We agree on Ledger but people do fall into the trip of reading dark things about him personally into the performance. I'll give you the end of David Edelstein's review of the movie, which I recommend even though this is a red herring. I don't agree with the idea that he's flailing around, but it's interesting anyway. Note the review has two pages.Edelstein is smart. His Dubya comment and his comment on Gary Oldman are worthy of discussion. But after reading him for a while I take him with a big grain of salt. I do give him credit for getting me out to see Cloverfield--but most people thing that is crap, and they're partly right. And partly they're missing something amazing. That may be Edelstein's value--sometimes he's so wrong he's right. But not this time--tough I value that he wrote a farily negative review among all the raves. Armond White wrote an even more negative one. Another story.How is Heath Ledger? My heart went out to him. He's working so very hard to fill the void, to be doing something every second. It's rave and rage and purge acting. This Joker is a straight-out psychopath--a Stephen King clown-demon with smudged greasepaint and yellow teeth and hair that appears to have never been washed. As written, the Joker is like a souped-up Andy Robinson in Dirty Harry (only this Harry won't blow him away with a .44 Magnum), and Ledger revs it higher and higher. He bugs his eyes and licks compulsively at the gashes that extend his mouth. He tries on different voices. First he sounds like Cagney in White Heat, then slides into a prissy singsong like Al Franken's Stuart Smalley, then throws in some fruity Brando flourishes and a dash of Hannibal Lecter. Heath's lethal--fast with sharp objects--but apart from a gruesome bit with a pencil not terribly prankish.

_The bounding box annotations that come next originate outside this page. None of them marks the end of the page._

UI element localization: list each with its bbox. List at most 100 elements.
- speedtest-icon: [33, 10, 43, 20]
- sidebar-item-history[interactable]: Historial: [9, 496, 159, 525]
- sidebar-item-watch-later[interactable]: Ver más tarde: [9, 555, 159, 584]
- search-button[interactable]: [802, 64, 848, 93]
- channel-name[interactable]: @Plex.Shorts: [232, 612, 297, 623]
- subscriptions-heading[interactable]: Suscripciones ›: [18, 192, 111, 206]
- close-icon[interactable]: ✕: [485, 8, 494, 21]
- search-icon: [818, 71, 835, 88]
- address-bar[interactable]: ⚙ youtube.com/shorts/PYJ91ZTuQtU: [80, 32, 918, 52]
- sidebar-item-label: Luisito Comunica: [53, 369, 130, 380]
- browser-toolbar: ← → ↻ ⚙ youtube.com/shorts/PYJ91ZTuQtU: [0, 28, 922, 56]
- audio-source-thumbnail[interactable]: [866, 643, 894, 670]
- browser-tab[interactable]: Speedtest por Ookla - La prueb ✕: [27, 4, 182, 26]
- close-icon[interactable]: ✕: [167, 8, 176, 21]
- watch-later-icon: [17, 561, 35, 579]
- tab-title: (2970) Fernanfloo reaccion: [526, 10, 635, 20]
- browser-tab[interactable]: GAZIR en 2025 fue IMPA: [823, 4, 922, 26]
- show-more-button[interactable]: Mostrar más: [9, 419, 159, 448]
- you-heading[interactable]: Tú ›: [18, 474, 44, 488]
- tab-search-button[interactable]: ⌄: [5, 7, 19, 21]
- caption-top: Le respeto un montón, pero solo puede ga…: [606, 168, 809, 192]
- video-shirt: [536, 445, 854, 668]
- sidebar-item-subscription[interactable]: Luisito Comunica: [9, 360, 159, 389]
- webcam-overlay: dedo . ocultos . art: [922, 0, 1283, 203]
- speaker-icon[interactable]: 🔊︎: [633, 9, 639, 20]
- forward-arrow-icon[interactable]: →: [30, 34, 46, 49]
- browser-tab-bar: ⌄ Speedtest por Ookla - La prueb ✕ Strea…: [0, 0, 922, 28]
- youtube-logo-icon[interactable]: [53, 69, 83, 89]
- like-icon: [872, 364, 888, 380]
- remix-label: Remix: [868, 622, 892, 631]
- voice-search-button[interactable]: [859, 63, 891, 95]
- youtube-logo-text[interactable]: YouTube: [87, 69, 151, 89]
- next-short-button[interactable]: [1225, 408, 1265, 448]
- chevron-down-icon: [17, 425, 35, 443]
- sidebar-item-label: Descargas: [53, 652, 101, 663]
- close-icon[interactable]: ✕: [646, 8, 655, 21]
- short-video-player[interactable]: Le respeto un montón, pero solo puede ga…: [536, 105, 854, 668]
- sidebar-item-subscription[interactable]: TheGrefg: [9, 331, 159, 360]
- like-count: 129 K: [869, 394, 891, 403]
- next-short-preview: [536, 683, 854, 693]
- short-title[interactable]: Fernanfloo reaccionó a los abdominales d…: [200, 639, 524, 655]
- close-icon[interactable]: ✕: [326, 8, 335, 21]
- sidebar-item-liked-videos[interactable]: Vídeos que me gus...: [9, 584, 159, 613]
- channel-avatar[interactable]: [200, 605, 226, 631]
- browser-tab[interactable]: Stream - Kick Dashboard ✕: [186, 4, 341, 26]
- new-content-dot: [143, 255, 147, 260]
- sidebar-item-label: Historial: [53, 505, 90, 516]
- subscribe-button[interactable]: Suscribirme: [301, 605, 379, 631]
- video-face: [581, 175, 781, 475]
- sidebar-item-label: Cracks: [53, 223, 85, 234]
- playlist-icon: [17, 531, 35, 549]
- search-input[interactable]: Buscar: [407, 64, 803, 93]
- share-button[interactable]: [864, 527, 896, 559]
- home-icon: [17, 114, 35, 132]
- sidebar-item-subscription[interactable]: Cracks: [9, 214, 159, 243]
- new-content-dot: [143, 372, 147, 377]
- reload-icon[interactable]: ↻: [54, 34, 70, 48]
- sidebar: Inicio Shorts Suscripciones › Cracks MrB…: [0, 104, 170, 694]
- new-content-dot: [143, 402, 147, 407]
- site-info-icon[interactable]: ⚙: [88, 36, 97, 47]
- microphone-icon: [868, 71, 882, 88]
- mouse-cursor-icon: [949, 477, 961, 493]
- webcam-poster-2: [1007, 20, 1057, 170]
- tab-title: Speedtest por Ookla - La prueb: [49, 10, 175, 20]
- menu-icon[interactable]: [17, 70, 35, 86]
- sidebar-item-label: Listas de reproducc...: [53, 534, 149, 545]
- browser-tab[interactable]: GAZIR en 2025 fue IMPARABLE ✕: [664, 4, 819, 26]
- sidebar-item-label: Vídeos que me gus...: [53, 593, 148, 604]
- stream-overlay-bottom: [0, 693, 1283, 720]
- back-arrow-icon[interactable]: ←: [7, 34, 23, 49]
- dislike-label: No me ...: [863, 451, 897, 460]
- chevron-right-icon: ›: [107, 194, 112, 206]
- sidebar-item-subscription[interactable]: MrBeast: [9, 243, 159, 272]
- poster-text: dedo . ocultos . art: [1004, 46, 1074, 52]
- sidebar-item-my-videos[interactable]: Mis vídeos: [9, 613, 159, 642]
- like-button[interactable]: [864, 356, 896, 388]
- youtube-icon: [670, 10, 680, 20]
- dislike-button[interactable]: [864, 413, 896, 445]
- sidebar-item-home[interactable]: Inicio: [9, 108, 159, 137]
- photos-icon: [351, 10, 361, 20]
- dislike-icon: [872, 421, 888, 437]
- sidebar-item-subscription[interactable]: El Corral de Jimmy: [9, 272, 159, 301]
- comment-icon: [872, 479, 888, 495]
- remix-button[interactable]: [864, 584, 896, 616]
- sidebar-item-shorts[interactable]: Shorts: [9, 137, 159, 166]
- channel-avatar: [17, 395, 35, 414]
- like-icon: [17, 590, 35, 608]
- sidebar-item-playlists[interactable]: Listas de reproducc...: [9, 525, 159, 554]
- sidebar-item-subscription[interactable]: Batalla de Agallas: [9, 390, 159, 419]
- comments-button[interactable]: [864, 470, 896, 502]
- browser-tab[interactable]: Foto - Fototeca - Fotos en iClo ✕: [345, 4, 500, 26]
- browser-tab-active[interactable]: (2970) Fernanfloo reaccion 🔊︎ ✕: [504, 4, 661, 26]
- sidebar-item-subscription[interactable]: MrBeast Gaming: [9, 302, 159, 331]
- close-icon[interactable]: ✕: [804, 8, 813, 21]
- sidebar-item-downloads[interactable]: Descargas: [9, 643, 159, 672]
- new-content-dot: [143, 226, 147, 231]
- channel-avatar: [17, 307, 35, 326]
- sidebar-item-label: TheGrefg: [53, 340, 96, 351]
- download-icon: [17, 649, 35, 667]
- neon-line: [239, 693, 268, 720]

I couldn't take my eyes off him, but in truth, I found the performance painful to watch. Scarier than what the Joker does to anyone onscreen is what Ledger must have been doing to himself--trying to find the center of a character without a dream of one.
Edelstein says as Dengy did (the two most prominent New York reviews that were negtive about the film) that Nolan can't handle action. That I can't see. At least the car stuff is very well done, and the sommersaulting truck got applause in the theater when I saw it.
I can see this is a movie that is great to discuss. And everybody is discussing it.